Could you say what it is about starred sentences that makes them
"wrong" and unstarred sentences that makes them "right"?

Who did he think went out?
Who did he thank that went out?
*Who did he think that went out?
*Who did he thank went out?

It is not enough to assert that something must have had an adaptive
advantage just because it's there. You have to give some idea of what
that advantage might have been. None of the evolutionary advantages of
LANGUAGE are at issue; they are not the problem. The problem is the
evolutionary advantages of UG.

> To explain UG as an evolutionary adaptation is not difficult.
> (It might be a just-so story but) what is does is enable to combination
> of strings of symbols into complex sentences expressing feelings,
> desires, danger, location of food, a good cave nearby to shelter in.

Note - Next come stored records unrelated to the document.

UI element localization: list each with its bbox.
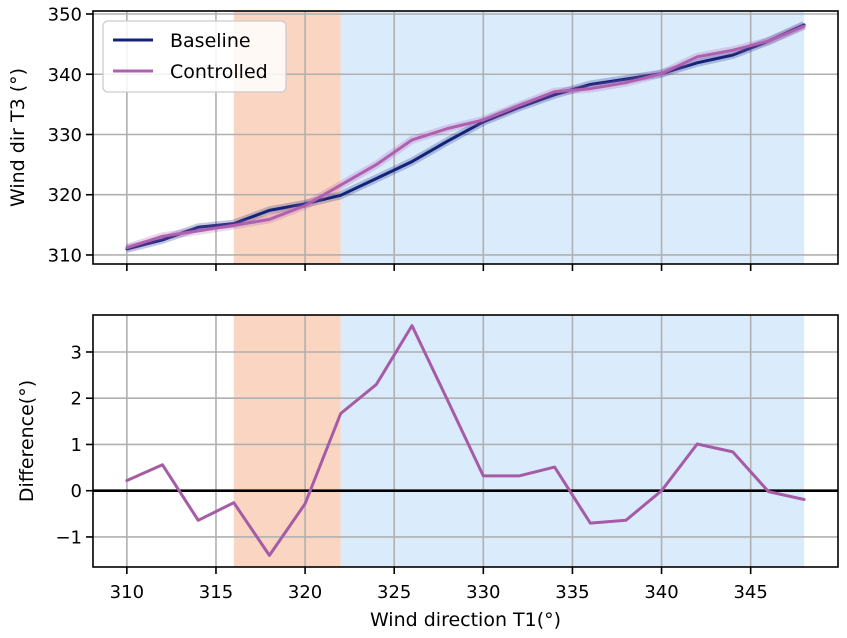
y-tick-label: 3: [71, 342, 82, 363]
y-axis-label: Difference(°): [16, 380, 38, 502]
x-tick-label: 345: [733, 582, 767, 603]
legend: Baseline Controlled: [102, 20, 287, 93]
shaded-region-1: [233, 315, 341, 567]
plot-area: [125, 21, 806, 253]
y-tick-label: 330: [48, 125, 82, 146]
y-tick-label: 1: [71, 435, 82, 456]
x-tick-label: 310: [110, 582, 144, 603]
series-line-controlled: [125, 24, 806, 250]
series-line-baseline: [125, 23, 806, 251]
axes-frame: [92, 10, 839, 265]
axes-frame: [92, 314, 839, 568]
x-tick-label: 315: [199, 582, 233, 603]
y-tick-label: 340: [48, 65, 82, 86]
x-axis-label: Wind direction T1(°): [370, 609, 561, 631]
chart-panel-1: 310 320 330 340 350 Wind dir T3 (°) Baseline Co…: [7, 5, 839, 271]
legend-label: Baseline: [170, 30, 251, 52]
y-tick-label: 0: [71, 481, 82, 502]
y-tick-label: 320: [48, 185, 82, 206]
y-tick-label: 350: [48, 5, 82, 26]
x-tick-label: 340: [644, 582, 678, 603]
chart-panel-2: −1 0 1 2 3 310 315 320 325 330 335 340 345 Difference…: [16, 314, 839, 631]
y-tick-label: −1: [55, 527, 82, 548]
plot-area: [125, 324, 806, 557]
series-line-1: [125, 324, 806, 557]
x-tick-label: 320: [288, 582, 322, 603]
x-tick-label: 335: [555, 582, 589, 603]
x-tick-label: 325: [377, 582, 411, 603]
y-tick-label: 310: [48, 245, 82, 266]
legend-label: Controlled: [170, 61, 268, 83]
y-axis-label: Wind dir T3 (°): [7, 68, 29, 207]
x-tick-label: 330: [466, 582, 500, 603]
y-tick-label: 2: [71, 389, 82, 410]
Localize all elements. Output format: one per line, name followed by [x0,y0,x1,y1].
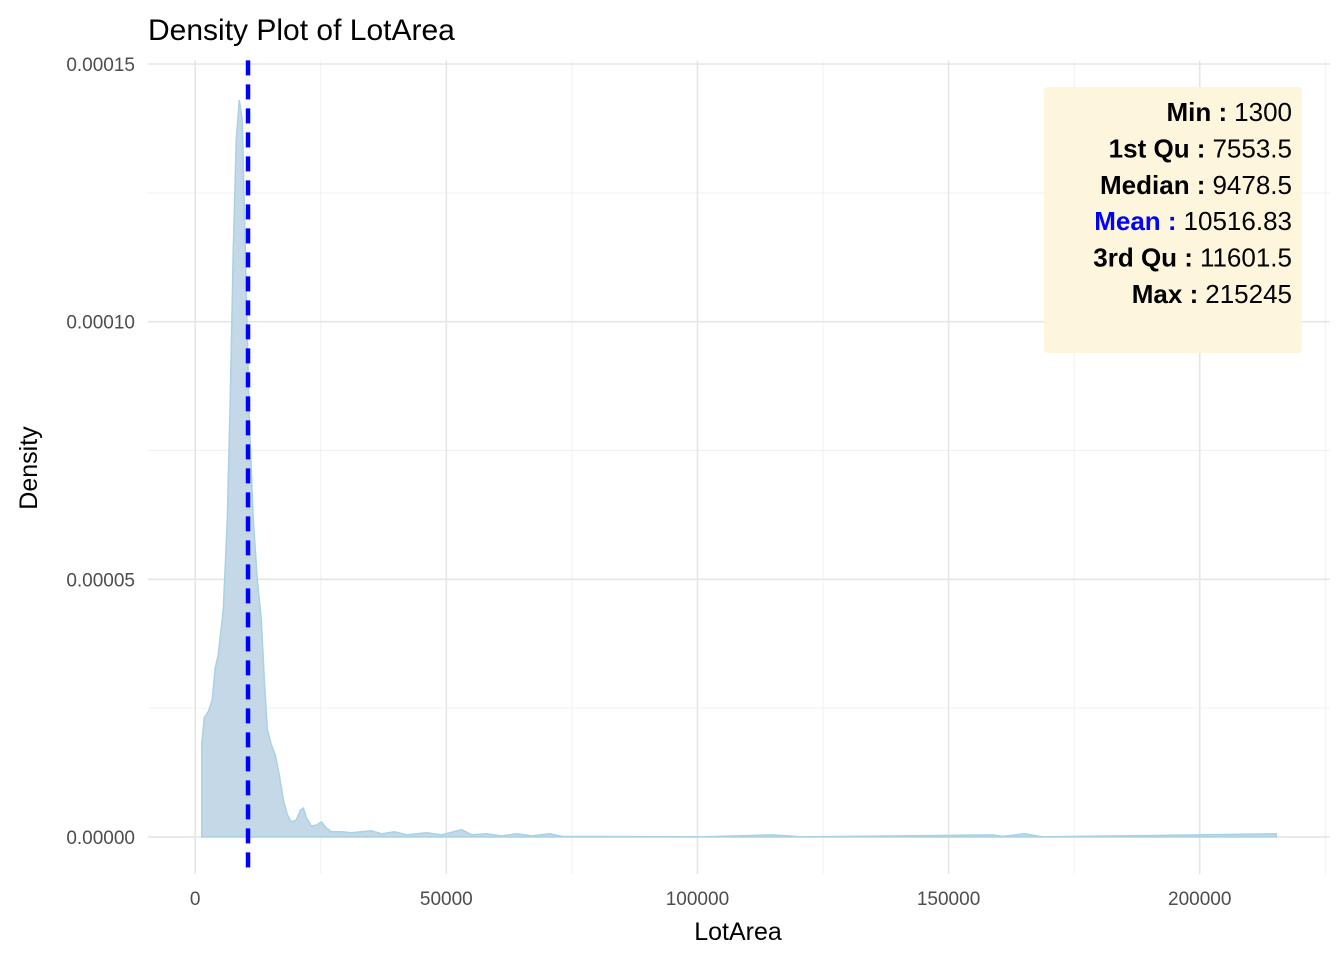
stats-line: 3rd Qu :11601.5 [1093,243,1292,273]
stats-line: Min :1300 [1167,97,1293,127]
y-axis-title: Density [15,426,43,510]
stats-label: 1st Qu : [1109,133,1206,163]
stats-label: 3rd Qu : [1093,243,1193,273]
y-tick-label: 0.00010 [66,313,135,334]
y-tick-label: 0.00000 [66,828,135,849]
stats-value: 1300 [1234,97,1292,127]
stats-label: Min : [1167,97,1228,127]
stats-value: 215245 [1205,279,1292,309]
stats-value: 10516.83 [1184,206,1292,236]
stats-label: Median : [1100,170,1205,200]
x-tick-label: 150000 [917,889,980,910]
stats-label: Max : [1132,279,1198,309]
stats-line: 1st Qu :7553.5 [1109,133,1292,163]
stats-line: Mean : 10516.83 [1094,206,1292,236]
stats-label: Mean : [1094,206,1176,236]
y-tick-label: 0.00015 [66,55,135,76]
stats-value: 7553.5 [1212,133,1292,163]
stats-box [1044,87,1302,353]
x-tick-label: 50000 [420,889,473,910]
density-area [200,99,1278,838]
x-axis-title: LotArea [694,918,782,946]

You have just described the evolutionary advantage of language; that is
not in dispute, and quantities of just-so stories can be told about its
origin and usefulness (the bow-wow theory, the yo-he-ho theory, the
poopoo theory, the ding-dong theory, Babbleluck, etc.). The problem is
specifically with UG.

> UG evolved into the complex (and indefinable) form it is in because of the
> many ways of solving the adaptive problem of how to string words
> together meaningfully. The eye evolved from a patch, generating a
> lens and so on.

Does your UG story not strike you as remarkably vague, compared to the
eye story? Remember to focus on UG, not language as a whole.

> UG evolved like an eye EXCEPT THAT it is intangible?

The fact that it is not a visible structure like the eye or heart is not
the problem. The underlying complexity of our capacity to run is not
evident to visual inspection either, but buried in neuronal mechanisms
that we are only now mapping. So the fact that the "structure" is not a
morphological one, as it is with organs like hearts and eyes, is not the
problem. There is an evolutionary story to be told about our ability to run,
and how it evolved, even though the neuronal basis is "intangible."

> it does not use its constituent parts? (piggy-backing?)

No one has yet found some other function on which the complexity of UG
may be piggy-backing. (They've tried it with language as a whole,
attributing it to hunting, throwing, tool use, tool making, etc., not
very convincingly -- rather like attributing vision to a special form of
"touch.")

> it is all or nothing? (only humans have full language)

The uniqueness of language is no problem for telling just-so stories
about language, so that can't be UG's problem.

> Why can UG not be treated like any other evolved trait?

Because we can't even tell a just-so story about why it, rather than
something much simpler, should have been adaptive.

> Sorry this is so long, but I did not think there was too much of
> a problem with evolutionary theory. Maybe I am wildly off the mark.
>
> thanks for the help and indeed for the whole course!